Management and Prognosis
General management and considerations
No cure is currently available. Management generally aims to slow the progression of the disease and address cosmetic issues.
- Basic measures:
- All patients should practice sun avoidance and protection.
- Thyroid function testing should be performed due to the strong association with thyroid disease.
- Counseling and other psychological intervention should be considered due to the effects of the disease on patients’ mental health and self-esteem.
- Choice of therapy depends on:
- Percentage of body surface area affected
- Whether lesions are stable or progressive
- Patient preference
- Topical corticosteroids:
- Useful in localized disease
- Care should be used in sensitive areas due to the risk of skin atrophy.
- Topical calcineurin inhibitors:
- Options: tacrolimus, pimecrolimus
- An alternative to topical steroids
- Preferred in areas at high risk of skin atrophy (e.g., skin, genitals, intertriginous regions)
- Systemic glucocorticoids:
- Oral or intramuscular
- 1st-line therapy for stabilization of rapidly progressive disease
- Systemic immunosuppressants:
- Options: methotrexate, mycophenolate, cyclosporin
- An alternative to systemic steroids
- Often used in conjunction with medical therapy
- Used alone for stabilization of rapidly progressive disease if steroids are contraindicated
- Depigmentation therapy:
- For extensive disease involving > 40% of body surface area
- Used on areas of unaffected skin
- Goal is to match the diseased area for cosmetic satisfaction.
- Surgical transplantation procedures:
- Techniques: skin grafts, autologous melanocyte cultures
- May be used for stable, localized lesions
- Vitiligo is a chronic skin condition.
- The clinical course is unpredictable.
- Lesions may stabilize or continue to progress and expand over the years, despite treatment.
- Nevus depigmentosus: typically a benign, solitary, localized hypopigmented macule or patch that is often noted at birth or in the early years of life. These lesions are stable and not progressive, although they may appear to enlarge as the body grows. Nevus depigmentosus is caused by defective melanocytes that cannot produce pigment or transfer it to keratinocytes.
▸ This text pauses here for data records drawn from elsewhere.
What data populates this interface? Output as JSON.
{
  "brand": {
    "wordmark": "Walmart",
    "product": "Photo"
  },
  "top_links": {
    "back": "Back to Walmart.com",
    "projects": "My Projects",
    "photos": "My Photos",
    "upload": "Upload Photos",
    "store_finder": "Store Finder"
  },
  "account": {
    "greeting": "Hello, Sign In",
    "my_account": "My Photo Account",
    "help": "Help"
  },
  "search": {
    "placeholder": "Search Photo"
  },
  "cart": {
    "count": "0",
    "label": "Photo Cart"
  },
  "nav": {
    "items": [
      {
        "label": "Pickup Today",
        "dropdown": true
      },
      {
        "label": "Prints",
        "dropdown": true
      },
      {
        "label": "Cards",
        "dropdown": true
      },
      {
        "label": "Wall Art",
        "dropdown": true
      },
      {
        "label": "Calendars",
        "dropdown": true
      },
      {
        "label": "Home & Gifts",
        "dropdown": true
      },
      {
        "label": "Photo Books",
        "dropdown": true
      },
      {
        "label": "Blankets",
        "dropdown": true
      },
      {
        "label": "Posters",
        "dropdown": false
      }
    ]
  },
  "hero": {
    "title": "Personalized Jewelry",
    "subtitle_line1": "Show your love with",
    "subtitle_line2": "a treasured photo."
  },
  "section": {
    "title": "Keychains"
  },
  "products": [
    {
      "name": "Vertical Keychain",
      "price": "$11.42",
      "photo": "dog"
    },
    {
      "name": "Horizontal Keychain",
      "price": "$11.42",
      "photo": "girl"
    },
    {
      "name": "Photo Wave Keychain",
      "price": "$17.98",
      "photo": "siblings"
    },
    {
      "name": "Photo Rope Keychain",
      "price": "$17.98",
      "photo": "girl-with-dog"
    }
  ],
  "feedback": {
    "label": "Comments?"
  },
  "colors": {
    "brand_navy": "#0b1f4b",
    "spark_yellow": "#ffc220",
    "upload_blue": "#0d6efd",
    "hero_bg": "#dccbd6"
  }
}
Management is not necessary and, when attempted, has varied results.
- Pityriasis alba: a common skin disorder typically affecting children and adolescents. The condition is often considered a manifestation of atopic dermatitis. Typically, patients present with erythema and scale followed by round, hypopigmented macules and patches, which commonly occur on the face, upper trunk, or upper limbs. The diagnosis is clinical. Pityriasis alba is considered self-limiting, but may take months to years to resolve. Topical steroids, emollients, and calcineurin inhibitors may be used to speed up resolution.
- Tinea (pityriasis) versicolor: a common superficial fungal infection caused by Malassezia furfur. Tinea versicolor may present as hypopigmented, hyperpigmented, or erythematous macules and patches, most often on the trunk. Diagnosis is often clinical but may be confirmed with visualization of hyphae and budding cells on potassium hydroxide wet mount. Management is with topical or oral antifungals.
- Halo nevus: a mole surrounded by a halo of hypopigmentation. Multiple lesions may be present, and the back is most often affected. Loss of pigment often precedes spontaneous resolution of the central nevus. Repigmentation of the skin may occur after the nevus disappears. The diagnosis is generally clinical. No treatment is necessary.
- Chemical leukoderma: also known as occupational vitiligo, hypopigmentation of the skin resulting from contact with certain chemicals that cause melanocytotoxicity. Hypopigmentation initially occurs in the area of contact but may spread to additional areas. The diagnosis is clinical. Management involves removal/avoidance of the offending agent and the use of topical steroids.
- Idiopathic guttate hypomelanosis: benign skin condition that is thought to be a part of the natural aging process and is associated with a decrease in the number of melanocytes. Patients will have diffuse, small, round or oval hypopigmented macules on sun-exposed areas, most often on the extremities. Once present, these lesions are stable and do not change. The diagnosis is clinical. Treatment is not required.